I believe outgoing is 25 and incoming is 110. Anyway, if I forward port 110 on my router to that machine (the Mac SE/30 mail server), what will happen when I check a (totally different) e-mail account say from Outlook express on my PC. If the mail is coming through that port, will it just get forwarded to the SE/30 and not to my PC which made the request?

It’s been a while since I mucked with my mailserver, but I’m pretty sure all mailserver-to-mailserver transfer happens on port 25 using SMTP. That should let you send email through your server from any computer on the web and it should also allow the server to get email (but you’ll only be able to get the email from the server on the LAN). If you forward port 110 to your server, for POP3 access, you’ll be able to check it from anywhere. That won’t affect your other email accounts since you’ll be the client connecting to someone else’s mailserver.

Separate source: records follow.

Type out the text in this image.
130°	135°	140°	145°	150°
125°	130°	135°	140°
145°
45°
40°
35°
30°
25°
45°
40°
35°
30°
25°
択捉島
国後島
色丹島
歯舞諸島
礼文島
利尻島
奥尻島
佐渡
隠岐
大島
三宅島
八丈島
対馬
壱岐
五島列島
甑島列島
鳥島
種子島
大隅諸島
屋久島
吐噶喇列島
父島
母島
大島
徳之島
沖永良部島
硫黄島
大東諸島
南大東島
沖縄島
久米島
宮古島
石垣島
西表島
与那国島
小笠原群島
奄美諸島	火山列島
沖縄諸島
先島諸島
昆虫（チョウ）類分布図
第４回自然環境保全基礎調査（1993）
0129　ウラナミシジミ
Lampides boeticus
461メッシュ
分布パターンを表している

For some reason, I can’t view some sites (seems like ones hosted on a CPanel server) like ChiefDelphi. I get an error like “there is no website configured at this address” Any ideas what causes this Brandon? (I’m sure it doesn’t really matter though since I’m the only person in the world trying to access ChiefDelphi on a Macintosh SE/30 with Netscape 1.12 )

A lot of sites today depend on Host Header Names, a feature of HTTP/1.1. Most late HTTP/1.0 browsers could also work with host header names, so it isn’t much of an issue today. When a browser uses this feature, it asks a webserver, “Can you give me http://www.chiefdelphi.com/forums/usercp.php?”. This means that one server can host www.chiefdelphi.com, www.firstwiki.org, and www.whitehouse.gov, all without any port-forwarding trickery.

However Netscape 1.12 seems to be an old browser (real surprise there) and it seems to be not sending Host Header Names. In this scenario, the webbrowser is asking the server “Can you send me /forums/usercp.php?”. In this scenario, the server doesn’t know which site to serve the file from, so it jumps to the default one. In this case, www.chiefdelphi.com is not the default site here, and so you can’t see.

Maybe get a better browser? =)

I’ve gotten everything to work just fine except this. When I send mail to the account on the mail server, I cannot receive it. The server has the message, and with Outlook express on my PC the POP3 account logs in just fine, but it doesn’t download any messages. This is Eudora Internet Mail Server (EIMS). Any ideas? Since everything in my house shares the global IP of my cable modem, I can only set outlook express to the local IP of the mailserver, this isn’t causing the problem is it?